This summer, at the end of July, on what is very likely to be one of those remarkably hot, record setting days, I will turn twenty-four. As every passing birthday does, this will make me want to stop and look back over the years of my life and evaluate...what am I doing here? Where am I heading? What do I want?
The older I get, the scarier answering these questions get. What do I have to show for myself in the last twenty-four years of existence? What have I learned that I really value? Even more importantly what have I contributed to the Universe that saw a need for my existence all those years ago? It can be so easy to start comparing myself to others my own age and feel like I'm coming up short.
In twenty-four years, I have completed grade school, middle school, high school, and several slow tries at college, which still proves to be steady going. I have competed and won countless competitions, picked up and excelled at numerous hobbies, mastered the saxophone then quit, worked several jobs that recognized in me strong potential for great leadership, read a million books, wrote a hundred different blogs, dreamed endless dreams, faced and conquered fears, and put off facing other fears I knew I wasn't ready for.
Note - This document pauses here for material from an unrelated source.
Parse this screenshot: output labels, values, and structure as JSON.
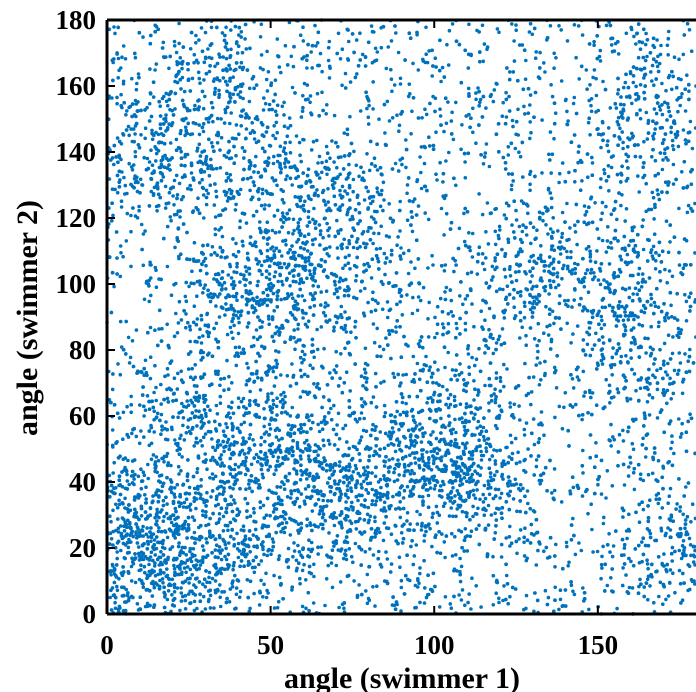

I have fallen in love a handful of times, broken as many hearts as have broken my own, made promises I couldn't keep, made vows I didn't keep, gotten married and divorced in the span of a year, lost many friends and gained a few more closer friends.
I've cried a sea of tears. I have laughed a symphony of joy. I have sang along to every song on the radio, poured my heart and soul into a Capella shower performance of my favorite love songs, shared thousands of meals with loved ones, and yearned for the impossible.
I have spent my life getting to know the one person who will always be with me...myself. I know every ugly thing about myself I wish I could change but know I can't. I know all the wonderful things about me that I hope with all my heart outweigh the darkness that inevitably lives in all of us. I have learned secrets about myself; deep desires I didn't realize I had. Power and strength I didn't see before, the kind that only comes with age and experience. I have seen myself through situations that would turn hearts hard and shoulders cold and yet I remained soft and warm to those around me. At the same time, I have walked through agonizing circumstances that have left me with a more jaded perspective; a weary resolve to have a care for my heart, and a bitter-sweet acceptance that even those who love you best will let you down, hurt you, and break you.
I have made enemies, and i have made life long friends I know will support me. I've seen a side to people I never knew existed even with years of friendship. I've found my weaknesses. I've accepted that there are people in my life I quite honestly couldn't do without, and I hope they feel the same.
I have accepted that though I ask the questions, there may be no answer. There are zero certainties in life. Sometimes it has to be good enough to not know, because there are no other options. Promises are impossible things we make to soothe our own uncertainty about the future. The only real promise anyone can make and keep is to always try.
No; I haven't accomplished a great deal of academia. I never lived a typical college kid life. What I have done is, simply put, live. I have lived an incredible, messy, exhilarating life. I have very little figured out and put together. But every experience is hands on and larger than life for me.
Ironically, I became a teacher; everyday is a new adventure, a new opportunity to create and foster an incredible learning environment that these little two to four year old kids want to be. That's the most incredible part of my adult life.
I can say with confidence that I know who I am. I am not something that can be written into a paragraph, neatly summed up in a few eloquent sentences. I am ME; I am messy, unpredictable humanity at its finest. Where I am heading has yet to be determined, because my life is an adventure and each day brings something new. And what I want? To enjoy the journey. And anything that might happen along the way.